One would have to be living in an unknown galaxy far far away to be unaware of the media hype surrounding the release of Adele’s third album – “25” – released on 20th November 2015 on Columbia Records. The album release has been widely-anticipated due to the fact that her previous album, “21”, released in 2011 has sold 30 million copies worldwide, earned the singer numerous awards in 2012, including a record-tying six Grammy Awards and three American Music Awards and it’s the UK’s fourth best-selling LP EVER.
In 2013, she received an Academy award, a Grammy Award and a Golden Globe award for Best Original Song for “Skyfall” which she wrote and composed for the James Bond film of the same name. And just as interestingly, that in an era where people buying records is on the decline, her record company have shipped 3.6 million physical copies of “25” in anticipation of its release to retailers. Such is their reliance on this ordinary Tottenham –hailed girl with an extraordinary voice. So, it seems a bit superfluous to review an album that is already going to do very well commercially regardless of what anyone says.
Does it live up to the greatness of “21”, the album that saw Adele broken-hearted and hurt after a failed relationship? In the main, it does. “25” reveals a reflective, pondering Adele (currently aged 27). Certainly a lot has happened in the last three years, she has had incredible fame and success, settled down with someone else, (her own “Someone Like You”) and become a mother. But none of that provides much heart-wrenching material with themes such as loss and regret so she has stuck to the formula of her predecessor album and does what she does best. Roof-Rattling ballads. On paper the album sounds promising as she has taken on a number of contemporary well-known names either co-writing or producing, such as Bruno Mars, Max Martin, Ryan Tedder, Danger Mouse and long-standing producer Paul Epworth.
“Hello” is the lead single and opening song to the album and has already broken records with YouTube hits in excess of 500 million to date. Is it justified? Oh yes. Here is a song that unfolds slowly, she sounds tentative, uncertain on her first words - “Hello, it’s me” accompanied only by two sombre piano chords. Faint strings swell through the second verse before the chorus arrives with a blast, a bass drum and that compelling vocal jumping up a range. It’s a beautiful song of loss and regret but it’s a confident comeback.
“Send My Love (To Your New Lover)”, is an up –tempo surprise, a song co-written by Max Martin, who knows a thing about penning a pop song – his work includes Taylor Swift’s “Shake It Off” and Katy Perry’s “ I Kissed A Girl”. It’s playful and perky with a hint of self-righteousness but seems oddly out of place and not in character with the rest of the album. Although it is refreshing to hear Adele try something different. “I Miss You” has an eerie and moody introduction with off –kilter drums and reverb-drenched woozy gospel backing vocals. It’s smartly produced from regular helper Paul Epworth. Adele infuses every line with nuance and power and it’s an album highlight.

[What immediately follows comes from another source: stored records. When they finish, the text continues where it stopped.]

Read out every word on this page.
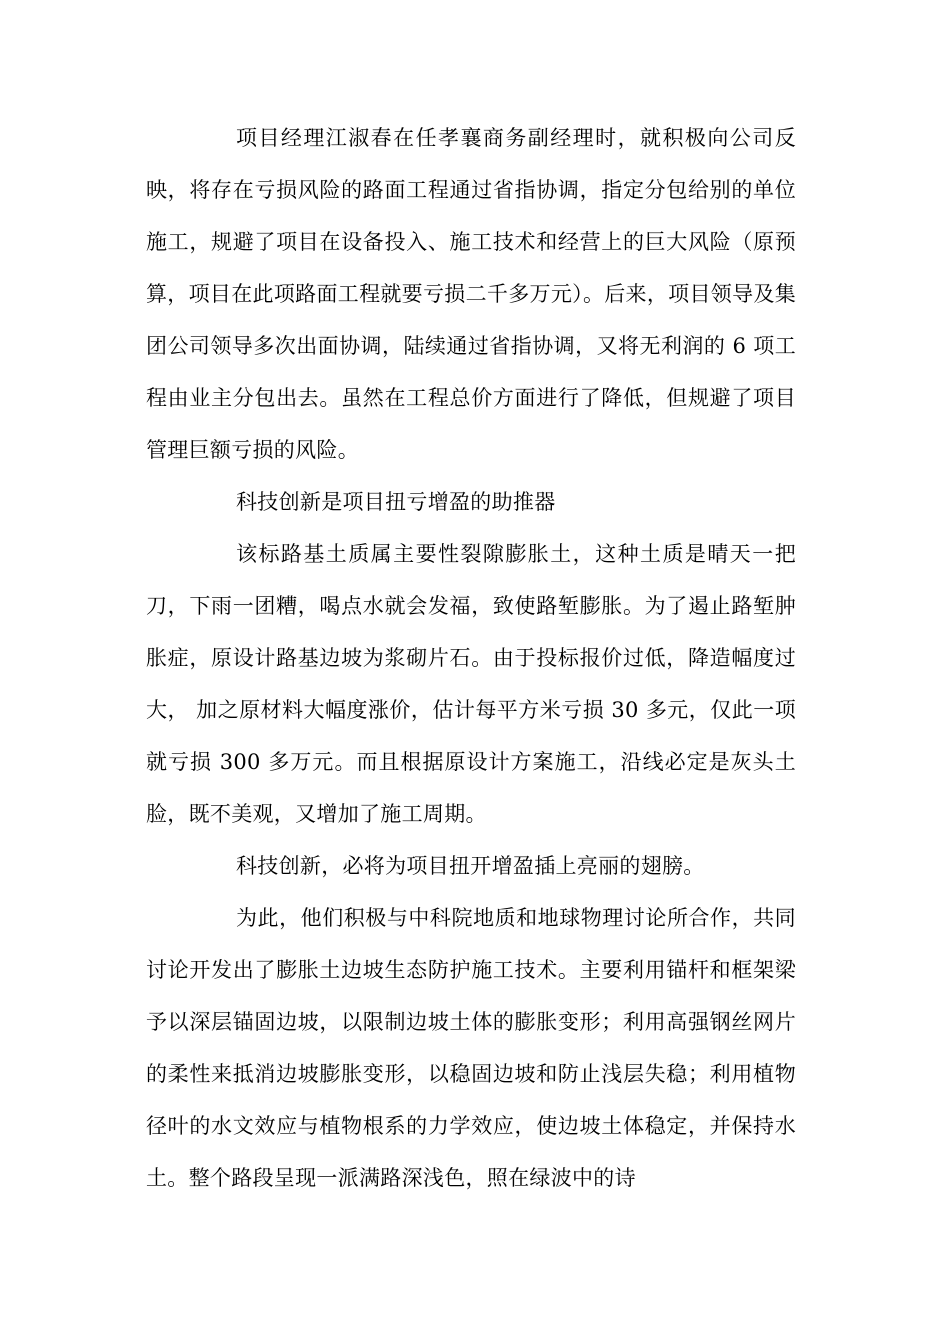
项目经理江淑春在任孝襄商务副经理时，就积极向公司反映，将存在亏损风险的路面工程通过省指协调，指定分包给别的单位施工，规避了项目在设备投入、施工技术和经营上的巨大风险（原预算，项目在此项路面工程就要亏损二千多万元）。后来，项目领导及集团公司领导多次出面协调，陆续通过省指协调，又将无利润的 6 项工程由业主分包出去。虽然在工程总价方面进行了降低，但规避了项目管理巨额亏损的风险。

科技创新是项目扭亏增盈的助推器

该标路基土质属主要性裂隙膨胀土，这种土质是晴天一把刀，下雨一团糟，喝点水就会发福，致使路堑膨胀。为了遏止路堑肿胀症，原设计路基边坡为浆砌片石。由于投标报价过低，降造幅度过大， 加之原材料大幅度涨价，估计每平方米亏损 30 多元，仅此一项就亏损 300 多万元。而且根据原设计方案施工，沿线必定是灰头土脸，既不美观，又增加了施工周期。

科技创新，必将为项目扭开增盈插上亮丽的翅膀。

为此，他们积极与中科院地质和地球物理讨论所合作，共同讨论开发出了膨胀土边坡生态防护施工技术。主要利用锚杆和框架梁予以深层锚固边坡，以限制边坡土体的膨胀变形；利用高强钢丝网片的柔性来抵消边坡膨胀变形，以稳固边坡和防止浅层失稳；利用植物径叶的水文效应与植物根系的力学效应，使边坡土体稳定，并保持水土。整个路段呈现一派满路深浅色，照在绿波中的诗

Other notable songs are “When We Were Young”, the second single release co-written with Tobias Jesso Jr. and “All I Ask” , co-written with Bruno Mars. This is Adele at her “ Big Ballad Best” – it’s a real tear-jerker with one or two sensational key changes and heart- breaking lyrics –“ If this is my last night with you/Hold me like I’m more than just a friend/Give me a memory I can use” – its soaring, emotional and utterly heart-wrenching .
“A Million Years Ago” has a seductive melody, a samba- like lilt of guitar and an audible influence of “French Chanson” – It is heartfelt in its rawness and simplicity . Again, Adele is in contemplative mood “I miss the air, I miss my friends” – hinting at her life that was.
“River Lea” is stunning, - bluesy and gospel-tinged and is hard to believe that it is actually an ode to an East London canal near her hometown . The heart of the song is that it is about her roots and reveals a regret of not being able to go back.. “but the reeds are growing out of my fingertips” – Danger Mouse is on board with production and the song is drenched with a smoky sound.
Overall, “25” does live up to the legacy of “21” – ok, it holds few surprises and it would be interesting to see Adele try alternative styles and ideas but when it comes down to it, it’s the sense of “every-woman” emotion that is what people respond to in Adele and her ability to share the secrets of her heart with authenticity and no pretense.